Mr Hoole added: “When I believed Josh died because of SADS, I blamed myself, thinking I’d passed on a genetic condition which had killed him. We had family members tested, including Josh’s brother, who is in the military.

“We were given the all-clear.

“At first, the MoD did not reveal that Josh showed symptoms of exertional heat illness. They said everything was done according to official policy and that Josh had just basically collapsed and suddenly died.

“They’ve now accepted they breached his right to life and that there was negligence. It’s my view that, given the previous deaths, the previous preventing future deaths report, and the failures in Josh’s case, that this was gross negligence.

“The WBGT system sets out the limits within which the human body can function. The AFT conducted that day in Wales was operated outside those limits.”

A Ministry of Defence Spokesperson said: “Our thoughts remain with Corporal Hoole’s family and friends.

“Lessons were identified from this tragic incident, and we regularly review our policy on heat illness to minimise the risk to personnel while on exercises.”

In a statement, the MoD said it was identifying heat illness cases more effectively because reporting and risk awareness is improving in the Armed Forces.

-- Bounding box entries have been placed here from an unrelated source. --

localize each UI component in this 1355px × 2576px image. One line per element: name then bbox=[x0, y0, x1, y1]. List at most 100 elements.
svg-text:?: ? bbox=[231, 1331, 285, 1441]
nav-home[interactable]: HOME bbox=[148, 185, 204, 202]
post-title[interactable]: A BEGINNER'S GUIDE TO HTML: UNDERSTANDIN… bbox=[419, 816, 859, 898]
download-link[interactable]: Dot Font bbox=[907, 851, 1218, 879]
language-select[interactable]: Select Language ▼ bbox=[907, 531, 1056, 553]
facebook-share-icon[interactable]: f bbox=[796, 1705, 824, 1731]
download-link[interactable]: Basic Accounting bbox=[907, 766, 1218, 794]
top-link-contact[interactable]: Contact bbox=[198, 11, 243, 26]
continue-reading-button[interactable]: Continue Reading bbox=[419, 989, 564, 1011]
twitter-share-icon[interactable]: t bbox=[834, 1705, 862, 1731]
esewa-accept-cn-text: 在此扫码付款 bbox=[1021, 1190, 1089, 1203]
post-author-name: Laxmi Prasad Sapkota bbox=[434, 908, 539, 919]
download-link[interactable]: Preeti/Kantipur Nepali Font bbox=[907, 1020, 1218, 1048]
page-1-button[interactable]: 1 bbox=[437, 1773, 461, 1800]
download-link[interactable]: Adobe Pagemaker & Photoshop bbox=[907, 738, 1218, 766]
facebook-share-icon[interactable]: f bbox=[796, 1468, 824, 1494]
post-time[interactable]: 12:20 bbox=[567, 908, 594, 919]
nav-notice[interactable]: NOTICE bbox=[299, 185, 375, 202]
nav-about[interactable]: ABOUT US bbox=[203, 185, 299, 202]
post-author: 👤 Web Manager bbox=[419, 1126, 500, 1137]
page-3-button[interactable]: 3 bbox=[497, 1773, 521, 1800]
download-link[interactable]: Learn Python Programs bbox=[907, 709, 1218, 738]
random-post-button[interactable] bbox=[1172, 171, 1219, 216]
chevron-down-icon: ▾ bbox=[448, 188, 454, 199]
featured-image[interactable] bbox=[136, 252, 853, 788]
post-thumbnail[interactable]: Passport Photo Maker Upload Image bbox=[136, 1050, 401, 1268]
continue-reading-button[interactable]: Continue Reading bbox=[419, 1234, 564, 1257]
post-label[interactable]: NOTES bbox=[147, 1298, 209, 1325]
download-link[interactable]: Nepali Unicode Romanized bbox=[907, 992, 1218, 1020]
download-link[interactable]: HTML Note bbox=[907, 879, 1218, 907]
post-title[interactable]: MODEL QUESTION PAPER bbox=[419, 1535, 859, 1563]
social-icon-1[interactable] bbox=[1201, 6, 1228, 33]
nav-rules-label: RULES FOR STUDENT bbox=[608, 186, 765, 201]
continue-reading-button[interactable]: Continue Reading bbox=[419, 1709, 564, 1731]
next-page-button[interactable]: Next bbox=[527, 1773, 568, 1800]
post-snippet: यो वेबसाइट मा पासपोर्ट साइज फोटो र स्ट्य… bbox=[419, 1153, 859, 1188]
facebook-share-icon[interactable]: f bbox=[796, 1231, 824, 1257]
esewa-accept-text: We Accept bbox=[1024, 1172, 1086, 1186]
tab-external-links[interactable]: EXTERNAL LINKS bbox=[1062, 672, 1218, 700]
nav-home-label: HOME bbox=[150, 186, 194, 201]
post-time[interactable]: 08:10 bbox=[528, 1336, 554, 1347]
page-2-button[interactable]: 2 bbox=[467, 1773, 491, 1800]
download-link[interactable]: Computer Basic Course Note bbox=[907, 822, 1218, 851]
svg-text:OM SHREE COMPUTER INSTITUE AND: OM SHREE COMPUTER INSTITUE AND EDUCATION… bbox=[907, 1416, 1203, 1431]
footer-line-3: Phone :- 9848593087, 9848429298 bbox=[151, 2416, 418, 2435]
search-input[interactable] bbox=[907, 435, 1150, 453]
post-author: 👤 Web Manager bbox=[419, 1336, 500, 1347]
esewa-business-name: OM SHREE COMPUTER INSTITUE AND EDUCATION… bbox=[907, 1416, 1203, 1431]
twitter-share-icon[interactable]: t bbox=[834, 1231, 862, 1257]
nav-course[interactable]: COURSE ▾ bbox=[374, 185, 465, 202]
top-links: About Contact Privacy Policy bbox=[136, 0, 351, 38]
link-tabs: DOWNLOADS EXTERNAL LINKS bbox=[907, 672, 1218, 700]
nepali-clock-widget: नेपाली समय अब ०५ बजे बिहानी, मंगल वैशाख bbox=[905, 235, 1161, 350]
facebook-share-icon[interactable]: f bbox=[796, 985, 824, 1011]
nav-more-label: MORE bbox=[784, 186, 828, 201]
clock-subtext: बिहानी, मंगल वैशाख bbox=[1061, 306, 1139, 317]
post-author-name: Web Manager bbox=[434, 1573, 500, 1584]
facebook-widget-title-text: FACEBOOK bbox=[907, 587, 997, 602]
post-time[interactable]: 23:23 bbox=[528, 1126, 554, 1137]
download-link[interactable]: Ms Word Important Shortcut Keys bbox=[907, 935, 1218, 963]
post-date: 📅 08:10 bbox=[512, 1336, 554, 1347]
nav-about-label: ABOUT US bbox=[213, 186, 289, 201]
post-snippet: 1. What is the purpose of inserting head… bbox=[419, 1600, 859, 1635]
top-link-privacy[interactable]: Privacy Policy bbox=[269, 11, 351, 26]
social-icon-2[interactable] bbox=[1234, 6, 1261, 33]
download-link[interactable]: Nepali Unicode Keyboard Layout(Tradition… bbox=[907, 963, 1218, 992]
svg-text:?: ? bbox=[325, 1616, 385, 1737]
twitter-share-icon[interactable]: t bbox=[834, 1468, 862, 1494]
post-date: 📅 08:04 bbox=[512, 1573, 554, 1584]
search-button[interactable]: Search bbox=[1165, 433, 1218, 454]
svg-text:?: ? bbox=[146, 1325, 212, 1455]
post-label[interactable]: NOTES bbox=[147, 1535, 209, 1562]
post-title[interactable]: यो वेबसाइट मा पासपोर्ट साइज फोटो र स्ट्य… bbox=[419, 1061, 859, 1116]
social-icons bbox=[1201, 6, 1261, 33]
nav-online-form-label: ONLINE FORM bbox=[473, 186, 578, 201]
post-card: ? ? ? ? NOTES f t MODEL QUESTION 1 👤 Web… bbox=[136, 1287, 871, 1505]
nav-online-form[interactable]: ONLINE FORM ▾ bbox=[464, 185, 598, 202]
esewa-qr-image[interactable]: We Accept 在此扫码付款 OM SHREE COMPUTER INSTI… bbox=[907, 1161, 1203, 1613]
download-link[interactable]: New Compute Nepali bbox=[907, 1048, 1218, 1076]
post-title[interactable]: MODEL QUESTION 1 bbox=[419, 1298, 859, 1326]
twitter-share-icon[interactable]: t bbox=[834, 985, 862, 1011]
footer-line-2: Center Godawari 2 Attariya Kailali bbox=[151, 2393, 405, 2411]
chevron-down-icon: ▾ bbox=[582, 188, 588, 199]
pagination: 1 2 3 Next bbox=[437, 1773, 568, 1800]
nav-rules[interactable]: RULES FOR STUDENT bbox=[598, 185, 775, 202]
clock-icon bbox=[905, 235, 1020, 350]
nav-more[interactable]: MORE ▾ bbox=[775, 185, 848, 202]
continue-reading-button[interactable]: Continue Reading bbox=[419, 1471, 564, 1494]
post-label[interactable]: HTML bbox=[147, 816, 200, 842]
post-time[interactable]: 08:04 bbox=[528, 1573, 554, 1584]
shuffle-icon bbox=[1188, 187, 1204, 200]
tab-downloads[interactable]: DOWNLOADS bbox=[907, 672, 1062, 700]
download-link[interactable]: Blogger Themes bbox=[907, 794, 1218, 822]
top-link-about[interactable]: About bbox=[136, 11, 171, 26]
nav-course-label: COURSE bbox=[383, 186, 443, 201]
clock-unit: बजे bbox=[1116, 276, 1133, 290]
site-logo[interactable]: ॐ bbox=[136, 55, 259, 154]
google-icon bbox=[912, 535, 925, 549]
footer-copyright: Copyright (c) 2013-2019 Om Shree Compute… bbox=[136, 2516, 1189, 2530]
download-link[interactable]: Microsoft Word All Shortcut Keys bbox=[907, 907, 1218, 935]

Officials are also working with serving personnel and the families of the soldiers who lost their lives, and the MoD has introduced "mandatory training" for all service personnel, new heat illness protocols, and there has been consultation with subject matter experts to develop new technology such as wearable temperature and heart rate monitoring equipment.

The News & Star understands the police investigation into Cpl Hoole's death is ongoing.

Once that is complete a file will be passed to the CPS so that senior lawyers can make a charging decision.

Dyfed-Powys Police were invited to comment but at the time of going to press the force had not provided a statement.